There are no more contractions. We were overreacting. There was no way the baby would come one month before time. Just a couple of days ago, we had gone for a scan, and they told us the baby would gain another kilogram, strengthen its lungs and bolster its heart before delivery. If our baby decided to show up today... the thought trails off ominously. Snapshots of a fragile newborn tangled in a web of life-sustaining wires in a neonatal ICU (NICU) spring into my mind.
We are safe.
There’s no pain.
The baby’s not coming today.
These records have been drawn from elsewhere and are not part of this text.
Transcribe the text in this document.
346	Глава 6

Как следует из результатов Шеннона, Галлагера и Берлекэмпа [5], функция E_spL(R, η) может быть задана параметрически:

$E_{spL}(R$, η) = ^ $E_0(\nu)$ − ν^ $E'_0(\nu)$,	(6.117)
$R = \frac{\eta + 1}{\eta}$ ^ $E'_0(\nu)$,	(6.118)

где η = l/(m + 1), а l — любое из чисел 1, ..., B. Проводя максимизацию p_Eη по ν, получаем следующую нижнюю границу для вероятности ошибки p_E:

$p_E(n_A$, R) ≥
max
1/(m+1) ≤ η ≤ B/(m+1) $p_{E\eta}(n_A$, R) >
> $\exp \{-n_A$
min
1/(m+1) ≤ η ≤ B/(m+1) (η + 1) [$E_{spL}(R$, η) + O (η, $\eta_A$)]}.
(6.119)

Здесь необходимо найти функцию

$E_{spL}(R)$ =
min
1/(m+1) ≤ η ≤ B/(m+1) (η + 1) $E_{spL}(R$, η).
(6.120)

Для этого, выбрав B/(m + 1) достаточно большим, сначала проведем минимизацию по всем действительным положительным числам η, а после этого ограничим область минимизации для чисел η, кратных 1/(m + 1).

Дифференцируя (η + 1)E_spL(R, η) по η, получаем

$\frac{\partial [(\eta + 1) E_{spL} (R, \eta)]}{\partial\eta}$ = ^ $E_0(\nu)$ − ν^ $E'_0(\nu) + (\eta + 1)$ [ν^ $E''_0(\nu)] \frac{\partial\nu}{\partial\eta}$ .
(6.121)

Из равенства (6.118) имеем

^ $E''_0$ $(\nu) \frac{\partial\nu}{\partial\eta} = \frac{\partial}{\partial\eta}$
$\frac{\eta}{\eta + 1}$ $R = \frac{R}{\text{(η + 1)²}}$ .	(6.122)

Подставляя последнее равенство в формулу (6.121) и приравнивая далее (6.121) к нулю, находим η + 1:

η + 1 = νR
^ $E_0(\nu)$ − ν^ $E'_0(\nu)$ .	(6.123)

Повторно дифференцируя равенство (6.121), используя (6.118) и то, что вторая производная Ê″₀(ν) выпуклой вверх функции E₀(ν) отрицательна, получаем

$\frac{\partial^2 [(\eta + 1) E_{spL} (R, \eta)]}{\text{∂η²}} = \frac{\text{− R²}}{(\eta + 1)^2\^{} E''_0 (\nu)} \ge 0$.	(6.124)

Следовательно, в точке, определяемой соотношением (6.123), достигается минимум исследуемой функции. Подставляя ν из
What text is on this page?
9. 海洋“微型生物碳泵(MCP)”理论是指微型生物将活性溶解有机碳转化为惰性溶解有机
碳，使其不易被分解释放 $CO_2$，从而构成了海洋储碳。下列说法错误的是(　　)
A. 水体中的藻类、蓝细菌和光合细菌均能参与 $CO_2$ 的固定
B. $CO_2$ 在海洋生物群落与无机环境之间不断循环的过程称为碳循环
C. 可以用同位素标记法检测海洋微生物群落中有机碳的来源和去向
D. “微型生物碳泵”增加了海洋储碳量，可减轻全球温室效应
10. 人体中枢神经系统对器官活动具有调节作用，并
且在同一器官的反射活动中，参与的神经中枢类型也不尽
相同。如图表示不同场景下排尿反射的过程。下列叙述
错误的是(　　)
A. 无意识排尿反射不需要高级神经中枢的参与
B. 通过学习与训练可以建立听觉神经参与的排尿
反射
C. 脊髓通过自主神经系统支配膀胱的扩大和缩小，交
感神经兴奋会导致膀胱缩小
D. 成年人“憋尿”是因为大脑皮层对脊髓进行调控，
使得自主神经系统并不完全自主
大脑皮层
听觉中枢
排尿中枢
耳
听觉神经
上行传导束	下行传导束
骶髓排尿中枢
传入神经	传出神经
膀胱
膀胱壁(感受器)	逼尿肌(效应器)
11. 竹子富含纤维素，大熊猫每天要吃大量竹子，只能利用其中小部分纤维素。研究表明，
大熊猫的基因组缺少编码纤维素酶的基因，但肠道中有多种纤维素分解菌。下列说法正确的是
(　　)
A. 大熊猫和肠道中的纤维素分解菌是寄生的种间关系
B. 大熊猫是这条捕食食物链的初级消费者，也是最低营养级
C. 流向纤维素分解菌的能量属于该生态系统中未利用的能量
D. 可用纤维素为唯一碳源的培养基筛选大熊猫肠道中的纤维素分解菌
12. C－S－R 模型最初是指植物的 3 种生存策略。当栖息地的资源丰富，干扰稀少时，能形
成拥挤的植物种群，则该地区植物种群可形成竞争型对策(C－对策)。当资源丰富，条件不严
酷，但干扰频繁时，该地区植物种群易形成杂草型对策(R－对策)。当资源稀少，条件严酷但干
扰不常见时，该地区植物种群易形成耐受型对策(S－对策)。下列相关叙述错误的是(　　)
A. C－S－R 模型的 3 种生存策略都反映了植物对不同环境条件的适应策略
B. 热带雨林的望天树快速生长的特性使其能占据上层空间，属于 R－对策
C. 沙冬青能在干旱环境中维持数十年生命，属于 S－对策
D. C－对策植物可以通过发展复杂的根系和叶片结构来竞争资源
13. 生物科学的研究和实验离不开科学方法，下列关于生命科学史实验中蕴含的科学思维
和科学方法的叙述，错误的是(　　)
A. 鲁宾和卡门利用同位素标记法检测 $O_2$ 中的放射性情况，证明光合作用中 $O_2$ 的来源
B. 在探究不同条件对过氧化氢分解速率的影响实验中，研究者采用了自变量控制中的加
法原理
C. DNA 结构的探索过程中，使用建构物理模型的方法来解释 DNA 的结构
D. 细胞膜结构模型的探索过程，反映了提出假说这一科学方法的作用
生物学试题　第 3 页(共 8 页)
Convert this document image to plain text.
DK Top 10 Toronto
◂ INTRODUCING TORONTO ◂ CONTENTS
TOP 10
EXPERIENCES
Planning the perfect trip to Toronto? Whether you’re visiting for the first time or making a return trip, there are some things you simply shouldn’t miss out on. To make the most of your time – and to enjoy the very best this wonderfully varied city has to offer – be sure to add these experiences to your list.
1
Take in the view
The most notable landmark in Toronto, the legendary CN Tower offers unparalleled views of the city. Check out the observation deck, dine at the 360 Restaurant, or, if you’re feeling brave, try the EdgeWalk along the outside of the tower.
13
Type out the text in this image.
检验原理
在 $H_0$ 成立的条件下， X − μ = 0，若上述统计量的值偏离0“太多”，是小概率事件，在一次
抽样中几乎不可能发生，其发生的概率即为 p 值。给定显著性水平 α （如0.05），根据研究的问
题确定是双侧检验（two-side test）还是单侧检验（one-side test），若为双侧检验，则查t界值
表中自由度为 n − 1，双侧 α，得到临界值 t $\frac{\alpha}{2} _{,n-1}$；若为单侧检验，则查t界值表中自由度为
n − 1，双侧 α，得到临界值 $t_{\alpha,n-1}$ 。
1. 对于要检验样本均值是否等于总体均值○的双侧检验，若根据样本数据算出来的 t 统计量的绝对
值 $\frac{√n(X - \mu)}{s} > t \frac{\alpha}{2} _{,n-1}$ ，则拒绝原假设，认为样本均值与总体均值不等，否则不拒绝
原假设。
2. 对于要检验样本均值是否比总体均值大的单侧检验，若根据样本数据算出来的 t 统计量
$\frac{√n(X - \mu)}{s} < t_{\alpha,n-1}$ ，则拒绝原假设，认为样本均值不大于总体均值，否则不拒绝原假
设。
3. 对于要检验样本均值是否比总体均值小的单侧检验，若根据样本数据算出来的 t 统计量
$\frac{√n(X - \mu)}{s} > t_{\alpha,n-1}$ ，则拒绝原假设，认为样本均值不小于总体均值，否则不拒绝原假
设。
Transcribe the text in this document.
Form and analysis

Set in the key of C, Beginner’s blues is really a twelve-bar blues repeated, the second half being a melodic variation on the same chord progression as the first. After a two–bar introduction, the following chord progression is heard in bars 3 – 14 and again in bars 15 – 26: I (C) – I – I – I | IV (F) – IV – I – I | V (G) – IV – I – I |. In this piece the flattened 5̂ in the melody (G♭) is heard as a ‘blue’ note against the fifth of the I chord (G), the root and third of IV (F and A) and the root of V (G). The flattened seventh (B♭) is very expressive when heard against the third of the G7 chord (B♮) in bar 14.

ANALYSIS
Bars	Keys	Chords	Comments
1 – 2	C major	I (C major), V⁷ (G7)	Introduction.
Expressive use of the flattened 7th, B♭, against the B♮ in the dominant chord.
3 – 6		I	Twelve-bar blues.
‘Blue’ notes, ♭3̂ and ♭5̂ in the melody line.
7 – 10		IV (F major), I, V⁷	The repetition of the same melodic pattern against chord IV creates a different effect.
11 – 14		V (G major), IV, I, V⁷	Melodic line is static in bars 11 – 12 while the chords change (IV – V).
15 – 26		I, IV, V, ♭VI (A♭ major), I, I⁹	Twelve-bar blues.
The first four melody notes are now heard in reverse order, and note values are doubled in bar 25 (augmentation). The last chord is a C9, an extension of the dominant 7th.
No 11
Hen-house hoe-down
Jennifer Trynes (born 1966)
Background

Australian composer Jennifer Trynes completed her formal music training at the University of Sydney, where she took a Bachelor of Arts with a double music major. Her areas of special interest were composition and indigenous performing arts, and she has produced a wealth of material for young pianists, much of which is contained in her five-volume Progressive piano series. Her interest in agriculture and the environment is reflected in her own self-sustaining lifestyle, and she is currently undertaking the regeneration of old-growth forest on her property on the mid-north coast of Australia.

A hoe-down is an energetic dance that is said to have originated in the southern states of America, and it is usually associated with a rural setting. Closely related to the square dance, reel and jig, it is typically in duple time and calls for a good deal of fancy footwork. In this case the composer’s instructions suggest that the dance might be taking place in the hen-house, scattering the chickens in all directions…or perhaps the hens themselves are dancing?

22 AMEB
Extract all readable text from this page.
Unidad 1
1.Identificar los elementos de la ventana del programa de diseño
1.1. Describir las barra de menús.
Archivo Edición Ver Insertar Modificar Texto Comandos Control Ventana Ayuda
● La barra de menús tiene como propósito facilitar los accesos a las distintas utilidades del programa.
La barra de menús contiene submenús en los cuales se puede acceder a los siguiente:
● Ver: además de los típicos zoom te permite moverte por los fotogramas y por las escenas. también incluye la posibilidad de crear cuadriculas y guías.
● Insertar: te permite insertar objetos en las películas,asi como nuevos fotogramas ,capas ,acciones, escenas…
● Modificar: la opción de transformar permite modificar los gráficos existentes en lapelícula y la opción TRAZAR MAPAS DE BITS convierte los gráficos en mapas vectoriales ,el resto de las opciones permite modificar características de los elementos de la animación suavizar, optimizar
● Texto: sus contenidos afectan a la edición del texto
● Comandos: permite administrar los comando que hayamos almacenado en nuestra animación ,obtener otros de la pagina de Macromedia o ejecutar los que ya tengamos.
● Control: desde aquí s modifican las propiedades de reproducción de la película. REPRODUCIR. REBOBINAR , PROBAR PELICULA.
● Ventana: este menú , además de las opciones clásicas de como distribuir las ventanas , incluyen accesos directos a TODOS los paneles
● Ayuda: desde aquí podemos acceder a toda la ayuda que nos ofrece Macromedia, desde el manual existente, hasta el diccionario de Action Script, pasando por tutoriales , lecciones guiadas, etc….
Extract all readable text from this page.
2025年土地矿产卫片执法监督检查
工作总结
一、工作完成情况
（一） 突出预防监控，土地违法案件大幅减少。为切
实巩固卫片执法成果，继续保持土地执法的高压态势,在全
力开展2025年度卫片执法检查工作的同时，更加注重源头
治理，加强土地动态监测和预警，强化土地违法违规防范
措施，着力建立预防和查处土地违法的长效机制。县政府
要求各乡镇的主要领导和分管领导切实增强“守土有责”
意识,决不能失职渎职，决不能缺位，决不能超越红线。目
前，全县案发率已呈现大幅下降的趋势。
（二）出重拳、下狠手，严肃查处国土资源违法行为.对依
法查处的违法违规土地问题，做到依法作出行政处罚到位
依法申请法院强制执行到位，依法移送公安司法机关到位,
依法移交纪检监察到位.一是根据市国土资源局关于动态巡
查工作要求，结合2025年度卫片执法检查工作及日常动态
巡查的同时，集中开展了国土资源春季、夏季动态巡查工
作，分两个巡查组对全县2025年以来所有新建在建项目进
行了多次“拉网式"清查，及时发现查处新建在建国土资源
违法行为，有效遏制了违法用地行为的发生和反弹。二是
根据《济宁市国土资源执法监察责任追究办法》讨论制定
Our journey into parenthood will not start with us spending nights outside the NICU watching our baby being kept alive by tiny pipes helping it breathe and being fed through tubes. We should turn back.
‘NO!’ she doubles over in pain.
I bypass the U-turn.
This is something. It strikes us that this is the first time she’s felt this kind of pain. Throughout this journey to parenthood, she has known pain, intermittent, as is the nature of carrying alife within. But this... this isn’t the usual. Most times she has felt pain, it has been mild enough for her to drive to the hospital herself. She has handled most of the hospital stuff herself despite my insistence on being a part of it.
‘I need to feel responsible,’ she would say. ‘I need to do this alone. You know you’re going to be the best baba in the world. I need a head start.’
We need to get this pain checked. Right on cue, rain begins to fall. At first, it’s just a few droplets, a little pitter-patter against the windscreen, but then suddenly, it’s a full-blown downpour. I can see her pain rising and falling in waves, yet she doesn’t let out a cry. Fear is slowly creeping in. It’s unspoken, but it’s there, looming heavily inside the car. Will our baby be okay? It’s a silent question that’s echoing within us. I watch her face lose all colour.